Seed particle formation for silicate dust condensation by SiO nucleation

TL;DR

This study revises the vapour pressure data of SiO, showing that SiO nucleation can trigger silicate dust formation at higher temperatures in stellar outflows than previously thought, aligning better with observations.

Contribution

The paper provides new vapour pressure measurements of solid SiO and re-calibrates nucleation data, improving understanding of dust formation in stellar environments.

Findings

Nucleation begins at higher temperatures than previously estimated.

Condensation temperatures are about 100 K lower than observed, possibly due to silicate greenhouse effects.

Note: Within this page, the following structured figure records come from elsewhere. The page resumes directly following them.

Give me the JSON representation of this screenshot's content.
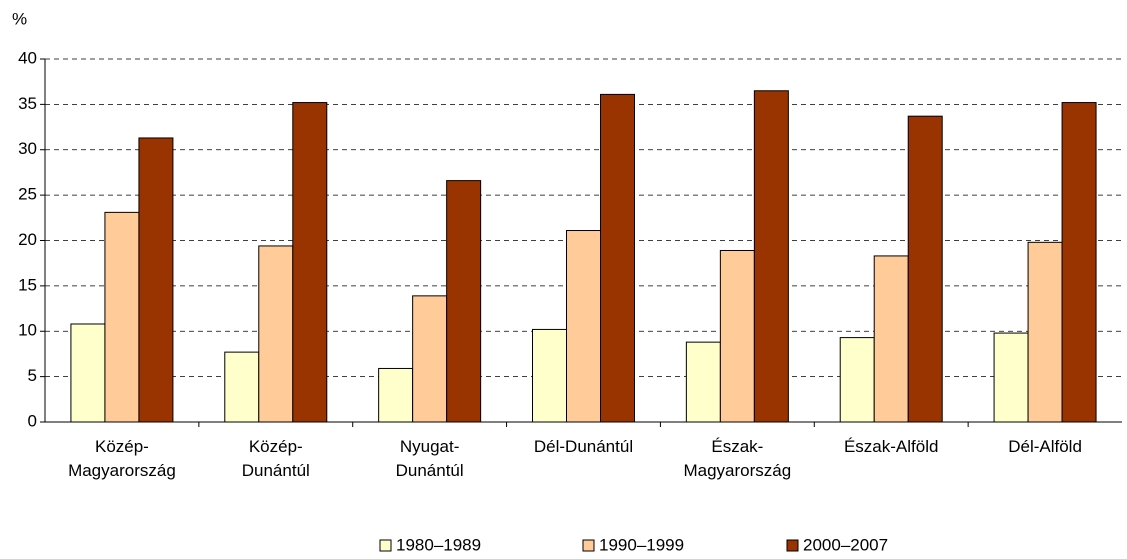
{
  "chart_data": {
    "type": "bar",
    "y_label": "%",
    "categories": [
      "Közép-\nMagyarország",
      "Közép-\nDunántúl",
      "Nyugat-\nDunántúl",
      "Dél-Dunántúl",
      "Észak-\nMagyarország",
      "Észak-Alföld",
      "Dél-Alföld"
    ],
    "series": [
      {
        "name": "1980–1989",
        "color": "#ffffcc",
        "values": [
          10.8,
          7.7,
          5.9,
          10.2,
          8.8,
          9.3,
          9.8
        ]
      },
      {
        "name": "1990–1999",
        "color": "#ffcc99",
        "values": [
          23.1,
          19.4,
          13.9,
          21.1,
          18.9,
          18.3,
          19.8
        ]
      },
      {
        "name": "2000–2007",
        "color": "#993300",
        "values": [
          31.3,
          35.2,
          26.6,
          36.1,
          36.5,
          33.7,
          35.2
        ]
      }
    ],
    "ylim": [
      0,
      40
    ],
    "yticks": [
      0,
      5,
      10,
      15,
      20,
      25,
      30,
      35,
      40
    ],
    "grid": true,
    "legend": "bottom"
  }
}
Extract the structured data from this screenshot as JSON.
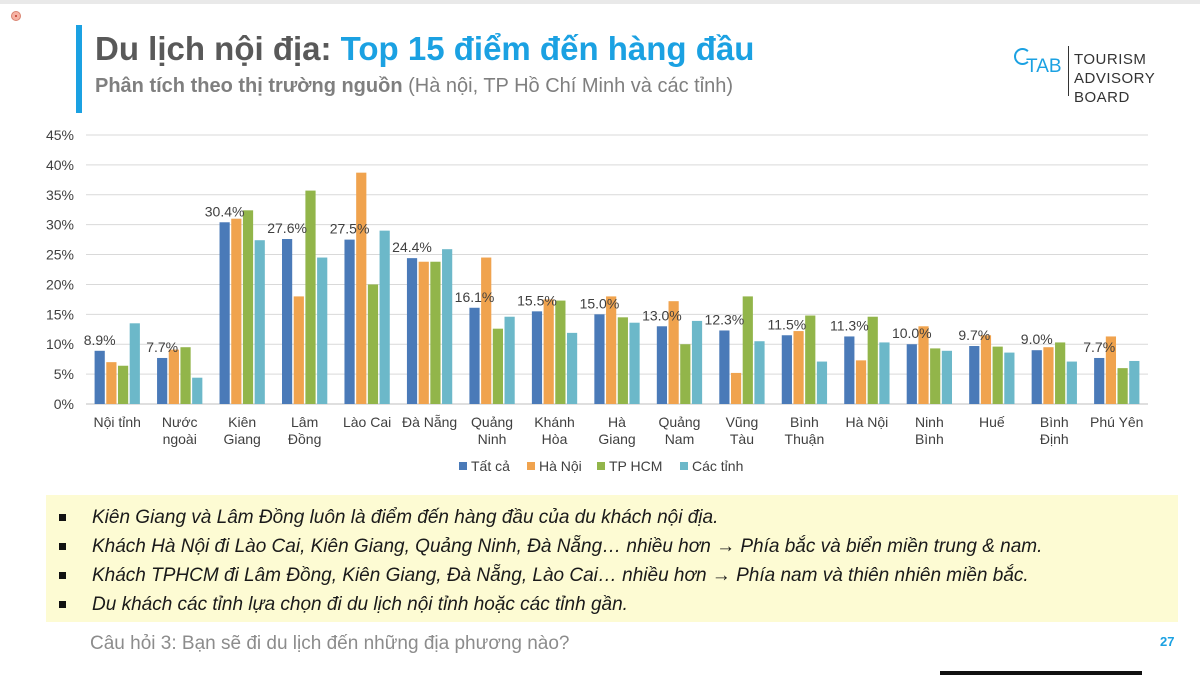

Silicate dust formation triggered by SiO clustering is consistent with IR observations.

Abstract

Clustering of the abundant SiO molecules has been discussed as a possible mechanism of seed particle formation for silicate dust in stellar outflows with an oxygen rich element mixture. Previous results indicated that condensation temperatures based on this mechanism are significant lower than what is really observed. This negative result strongly rests on experimental data on vapour pressure of SiO. New determinations show the older data to be seriously in error. Here we aim to check with improved data the possibility that SiO nucleation triggers the cosmic silicate dust formation. First we present results of our measurements of vapour pressure of solid SiO. Second, we use the improved vapour pressure data to re-calibrate existing experimental data on SiO nucleation from the literature. Third, we use the re-calibrated data on SiO nucleation in a simple model for dust-driven winds to determine the condensation temperature of silicate in stellar outflows from AGB stars. We show that onset of nucleation under circumstellar conditions commences at higher temperature than was previously found. Calculated condensation temperatures are still by about 100 K lower than observed ones, but this may be due to the greenhouse effect of silicate dust temperatures. The assumption that the onset of silicate dust formation in late-type M stars is triggered by cluster formation of SiO is compatible with dust condensation temperatures derived from IR observations.